Predators von T-Bone
Ein Abenteuer vor 65 Millionen Jahren
Kapitel 3

Es waren nun bald drei Wochen vergangen, seit Windfeger Sturmbluts Clan verließ. Jeden Morgen stand Sturmblut am Gebirgspaß und hoffte auf ihre Rückkehr. Immer wieder kreisten Schleichers Worte in seinem Kopf herum, daß er sich keine Sorgen um Windfeger machen sollte, da sie sicherlich schon von ganz alleine wieder nach Hause kommen würde. Doch das große Alpha-Männchen wußte genau, wie stur seine Schwester sein konnte, wenn sie sich mal etwas in den Kopf gesetzt hatte. Sie war noch niemals allein von zu Hause fort und jetzt waren schon beinahe drei Wochen um, seit Sturmblut sie zum letzten Mal gesehen hatte. Wo mochte sie nur sein? Ging es ihr gut, oder war sie überhaupt noch am leben?
Schließlich beauftragte er voller Sorge seinen Freund ´Schlitzer´ und zwei weitere Raptoren sie zu finden. Doch ihre tagelange Suche blieb erfolglos und so allmählich verloren Schlitzers Begleiter die Lust, weiter nach dem ausgerissenen Raptormädchen zu suchen.

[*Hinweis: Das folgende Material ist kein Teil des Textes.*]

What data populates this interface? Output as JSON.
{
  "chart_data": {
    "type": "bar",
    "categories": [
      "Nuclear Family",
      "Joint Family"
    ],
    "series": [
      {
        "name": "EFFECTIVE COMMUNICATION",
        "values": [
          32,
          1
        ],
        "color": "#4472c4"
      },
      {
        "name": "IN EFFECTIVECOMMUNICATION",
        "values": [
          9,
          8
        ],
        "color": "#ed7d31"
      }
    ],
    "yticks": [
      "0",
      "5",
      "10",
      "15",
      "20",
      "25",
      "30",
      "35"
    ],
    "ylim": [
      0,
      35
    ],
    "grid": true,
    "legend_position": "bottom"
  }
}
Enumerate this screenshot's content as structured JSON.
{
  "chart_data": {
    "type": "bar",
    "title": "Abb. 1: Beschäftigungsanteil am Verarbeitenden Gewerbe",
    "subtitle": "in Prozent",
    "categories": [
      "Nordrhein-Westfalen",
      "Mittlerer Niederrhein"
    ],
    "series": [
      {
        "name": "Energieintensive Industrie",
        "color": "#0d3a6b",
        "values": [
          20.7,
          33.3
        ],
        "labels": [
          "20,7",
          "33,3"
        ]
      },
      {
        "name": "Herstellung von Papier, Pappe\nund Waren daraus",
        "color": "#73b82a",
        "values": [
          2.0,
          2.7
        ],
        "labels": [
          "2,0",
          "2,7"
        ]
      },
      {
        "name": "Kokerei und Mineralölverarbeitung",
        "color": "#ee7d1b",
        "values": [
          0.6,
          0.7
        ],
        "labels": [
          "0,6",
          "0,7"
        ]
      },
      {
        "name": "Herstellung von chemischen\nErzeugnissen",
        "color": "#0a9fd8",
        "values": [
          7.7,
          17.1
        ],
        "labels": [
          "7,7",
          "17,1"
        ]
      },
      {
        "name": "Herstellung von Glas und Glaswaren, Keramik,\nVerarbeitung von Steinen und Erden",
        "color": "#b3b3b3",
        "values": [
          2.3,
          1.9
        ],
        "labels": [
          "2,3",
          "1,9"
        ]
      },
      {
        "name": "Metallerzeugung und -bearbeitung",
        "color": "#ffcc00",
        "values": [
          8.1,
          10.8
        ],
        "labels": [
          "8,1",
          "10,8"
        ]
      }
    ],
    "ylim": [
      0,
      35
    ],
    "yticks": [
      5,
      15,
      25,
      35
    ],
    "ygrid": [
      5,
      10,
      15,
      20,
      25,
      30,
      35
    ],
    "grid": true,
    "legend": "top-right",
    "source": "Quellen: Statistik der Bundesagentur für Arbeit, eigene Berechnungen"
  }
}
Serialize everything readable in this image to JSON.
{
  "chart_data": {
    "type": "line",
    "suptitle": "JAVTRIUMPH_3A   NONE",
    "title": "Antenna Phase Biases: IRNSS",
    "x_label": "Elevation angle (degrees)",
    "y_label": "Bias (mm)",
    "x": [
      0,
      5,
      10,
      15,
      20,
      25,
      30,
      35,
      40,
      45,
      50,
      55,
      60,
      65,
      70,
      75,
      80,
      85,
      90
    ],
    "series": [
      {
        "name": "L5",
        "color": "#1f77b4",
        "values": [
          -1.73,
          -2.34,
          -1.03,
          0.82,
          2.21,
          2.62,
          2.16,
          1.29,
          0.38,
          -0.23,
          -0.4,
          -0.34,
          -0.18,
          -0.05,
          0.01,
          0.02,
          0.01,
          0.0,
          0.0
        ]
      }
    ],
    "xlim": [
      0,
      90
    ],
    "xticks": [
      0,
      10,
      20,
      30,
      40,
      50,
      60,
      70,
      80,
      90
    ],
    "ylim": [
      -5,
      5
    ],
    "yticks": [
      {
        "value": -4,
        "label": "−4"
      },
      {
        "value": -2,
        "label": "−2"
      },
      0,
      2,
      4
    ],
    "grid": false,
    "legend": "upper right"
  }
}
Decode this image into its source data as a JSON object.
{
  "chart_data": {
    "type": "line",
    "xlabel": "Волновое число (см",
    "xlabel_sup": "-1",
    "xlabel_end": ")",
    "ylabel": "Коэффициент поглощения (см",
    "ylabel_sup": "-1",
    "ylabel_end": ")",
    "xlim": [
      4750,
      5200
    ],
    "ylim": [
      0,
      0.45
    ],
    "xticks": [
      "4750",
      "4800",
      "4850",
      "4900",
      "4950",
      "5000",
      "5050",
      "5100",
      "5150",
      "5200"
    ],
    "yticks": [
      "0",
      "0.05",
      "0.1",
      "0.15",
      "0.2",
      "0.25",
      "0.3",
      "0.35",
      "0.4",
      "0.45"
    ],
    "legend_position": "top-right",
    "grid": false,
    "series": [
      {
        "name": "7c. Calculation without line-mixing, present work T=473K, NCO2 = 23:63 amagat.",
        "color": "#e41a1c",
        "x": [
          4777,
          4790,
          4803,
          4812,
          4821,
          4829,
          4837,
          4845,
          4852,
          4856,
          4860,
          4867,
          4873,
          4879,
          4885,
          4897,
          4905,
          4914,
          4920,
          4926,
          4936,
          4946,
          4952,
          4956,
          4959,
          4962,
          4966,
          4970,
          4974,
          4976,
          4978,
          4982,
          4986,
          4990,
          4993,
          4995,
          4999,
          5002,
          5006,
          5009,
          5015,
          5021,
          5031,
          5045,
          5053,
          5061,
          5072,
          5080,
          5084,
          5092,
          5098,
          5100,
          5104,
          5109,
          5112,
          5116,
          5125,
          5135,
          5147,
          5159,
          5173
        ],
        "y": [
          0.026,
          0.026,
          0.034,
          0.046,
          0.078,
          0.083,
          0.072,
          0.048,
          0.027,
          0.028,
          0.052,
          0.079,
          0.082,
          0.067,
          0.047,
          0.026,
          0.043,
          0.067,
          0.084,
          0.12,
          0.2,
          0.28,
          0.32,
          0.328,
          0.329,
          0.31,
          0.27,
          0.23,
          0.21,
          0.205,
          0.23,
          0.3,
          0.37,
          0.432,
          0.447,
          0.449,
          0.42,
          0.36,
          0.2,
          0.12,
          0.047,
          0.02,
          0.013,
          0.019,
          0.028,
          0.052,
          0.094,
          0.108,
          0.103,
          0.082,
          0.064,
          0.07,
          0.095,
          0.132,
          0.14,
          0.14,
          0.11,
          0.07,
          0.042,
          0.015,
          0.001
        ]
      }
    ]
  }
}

"Mann! Was gäbe ich jetzt dafür, mich zu Hause von meiner Partnerin verwöhnen zu lassen. Wie vermisse ich ihre zarten Hände auf meinem Rücken." grummelte ´Zerhacker´, der etwas jüngere Raptor fast verträumt.
"Das ist doch hier alles Zeitverschwendung", schnaubte ´Narbengesicht´, ein großer Raptor mit einer riesigen Narbe über seinem linken Auge. "Wieso hat uns Sturmblut überhaupt auf diese sinnlose Suche geschickt? Windfeger ist doch mit größter Wahrscheinlichkeit schon längst tot."
"Das denke ich auch! Sie ist fast noch ein Kind und so ein junges Ding kann hier im Tal allerhöchstens nur einen Tag lang überleben, wenn überhaupt", meinte Zerhacker. "Ich finde wir sollten die Suche abbrechen und nach Hause zurückkehren."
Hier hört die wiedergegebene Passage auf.